“Your uniform, Dan. I’ve got it on. Here it is,” and I lifted my skirt and showed him my Balmoral. “Isn’t it a beautiful cloth? And I have kept it just as nice—not a fleck of mud on it. And here are the buttons on my cloak, and I have the gold lace in mother’s satchel, and——”

“Nell, dear, I haven’t time to talk about uniforms now. You will sleep here to-night. To-morrow I will try to get a room for you at Mr. Bradford’s. I will come in the morning or send you word what to do. I am so sorry to go, but I can’t stay a minute longer. Good-by, my darling.”

I was waked the next morning by a voice under my window calling:

“Miss Nell! O Miss Nell!” and looking out I saw Dan’s body-servant, Sam, successor to poor Josh, who had died of smallpox.

“Mars Dan say, I fotch his love to you, an’ tell you you git right on dem nex’ kyars an’ go straight on ter Orange Court-house, case dar’s too much fightin’ ’roun’ here. An’ he gwine notify you dar when you kin come back. But he say dat if you hear dar’s fightin’ ’roun’ Orange Court-house, den you go straight on ter Richmond, an’ don’t you stop untwell you git dar.”

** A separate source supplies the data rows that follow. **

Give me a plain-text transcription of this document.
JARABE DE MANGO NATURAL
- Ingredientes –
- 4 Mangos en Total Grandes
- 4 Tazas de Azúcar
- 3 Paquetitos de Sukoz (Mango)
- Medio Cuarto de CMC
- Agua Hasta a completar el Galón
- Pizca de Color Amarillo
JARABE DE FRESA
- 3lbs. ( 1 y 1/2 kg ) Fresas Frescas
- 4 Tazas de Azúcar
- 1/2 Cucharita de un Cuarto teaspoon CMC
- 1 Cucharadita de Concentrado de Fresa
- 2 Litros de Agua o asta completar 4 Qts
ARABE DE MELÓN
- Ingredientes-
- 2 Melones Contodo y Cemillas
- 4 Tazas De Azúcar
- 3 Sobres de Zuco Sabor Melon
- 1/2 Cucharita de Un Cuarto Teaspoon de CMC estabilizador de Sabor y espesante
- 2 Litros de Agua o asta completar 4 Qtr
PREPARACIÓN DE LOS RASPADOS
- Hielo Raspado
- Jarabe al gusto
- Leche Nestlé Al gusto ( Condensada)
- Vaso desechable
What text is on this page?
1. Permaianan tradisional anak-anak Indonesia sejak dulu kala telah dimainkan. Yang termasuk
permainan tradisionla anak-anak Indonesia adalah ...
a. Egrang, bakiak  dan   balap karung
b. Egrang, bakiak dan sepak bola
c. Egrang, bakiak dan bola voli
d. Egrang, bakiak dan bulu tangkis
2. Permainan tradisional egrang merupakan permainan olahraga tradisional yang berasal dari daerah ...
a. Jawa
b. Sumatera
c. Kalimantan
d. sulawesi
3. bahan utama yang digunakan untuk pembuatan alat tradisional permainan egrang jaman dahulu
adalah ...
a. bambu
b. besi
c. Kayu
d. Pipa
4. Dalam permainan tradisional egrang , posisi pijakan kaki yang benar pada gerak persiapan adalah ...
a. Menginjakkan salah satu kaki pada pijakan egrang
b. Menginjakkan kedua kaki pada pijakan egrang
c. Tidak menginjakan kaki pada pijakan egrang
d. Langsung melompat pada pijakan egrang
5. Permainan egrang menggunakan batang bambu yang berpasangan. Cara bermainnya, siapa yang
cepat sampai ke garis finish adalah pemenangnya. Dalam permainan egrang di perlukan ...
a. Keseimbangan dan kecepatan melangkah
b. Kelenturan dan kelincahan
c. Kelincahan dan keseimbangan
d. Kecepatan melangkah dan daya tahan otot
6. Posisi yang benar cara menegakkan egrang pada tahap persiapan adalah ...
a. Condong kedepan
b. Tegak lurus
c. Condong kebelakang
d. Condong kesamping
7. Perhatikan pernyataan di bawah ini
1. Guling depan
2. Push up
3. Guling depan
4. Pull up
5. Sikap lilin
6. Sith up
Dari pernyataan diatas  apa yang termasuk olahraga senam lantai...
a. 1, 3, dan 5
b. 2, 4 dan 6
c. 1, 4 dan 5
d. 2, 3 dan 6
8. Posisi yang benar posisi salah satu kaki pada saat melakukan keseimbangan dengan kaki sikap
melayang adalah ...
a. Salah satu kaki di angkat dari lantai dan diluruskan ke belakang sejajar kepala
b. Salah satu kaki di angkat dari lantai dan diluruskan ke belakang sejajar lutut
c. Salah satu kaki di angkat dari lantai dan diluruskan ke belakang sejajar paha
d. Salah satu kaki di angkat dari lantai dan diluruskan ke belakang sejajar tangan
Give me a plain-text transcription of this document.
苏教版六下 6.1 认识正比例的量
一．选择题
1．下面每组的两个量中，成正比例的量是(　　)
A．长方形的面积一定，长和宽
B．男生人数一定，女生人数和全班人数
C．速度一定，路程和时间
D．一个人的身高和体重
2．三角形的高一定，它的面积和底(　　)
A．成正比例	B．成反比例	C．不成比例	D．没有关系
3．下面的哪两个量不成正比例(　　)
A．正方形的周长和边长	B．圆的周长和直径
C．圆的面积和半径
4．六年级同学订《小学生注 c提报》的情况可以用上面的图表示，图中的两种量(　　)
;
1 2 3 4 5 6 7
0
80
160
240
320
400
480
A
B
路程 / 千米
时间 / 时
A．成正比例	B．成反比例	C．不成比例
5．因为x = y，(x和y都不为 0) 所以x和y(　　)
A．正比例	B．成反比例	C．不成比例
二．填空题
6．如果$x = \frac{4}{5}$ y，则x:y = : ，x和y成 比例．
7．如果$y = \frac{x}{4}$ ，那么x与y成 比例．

“But I don’t want to go, Sam.”

“But Mars Dan he say tell you p’intedly you mus’.”

“Ain’t he coming to tell me good-by, Sam?”

“Law, Miss Nell! how he gwine do dat when de Yankees is er—overrunnin’ de whole yuth? What’s guine ter become uv de country ef de major leave off fitten de Yankees to humorfy you?”

I could not for the life of me, sad as my heart was, keep from laughing at being taken to task by Sam.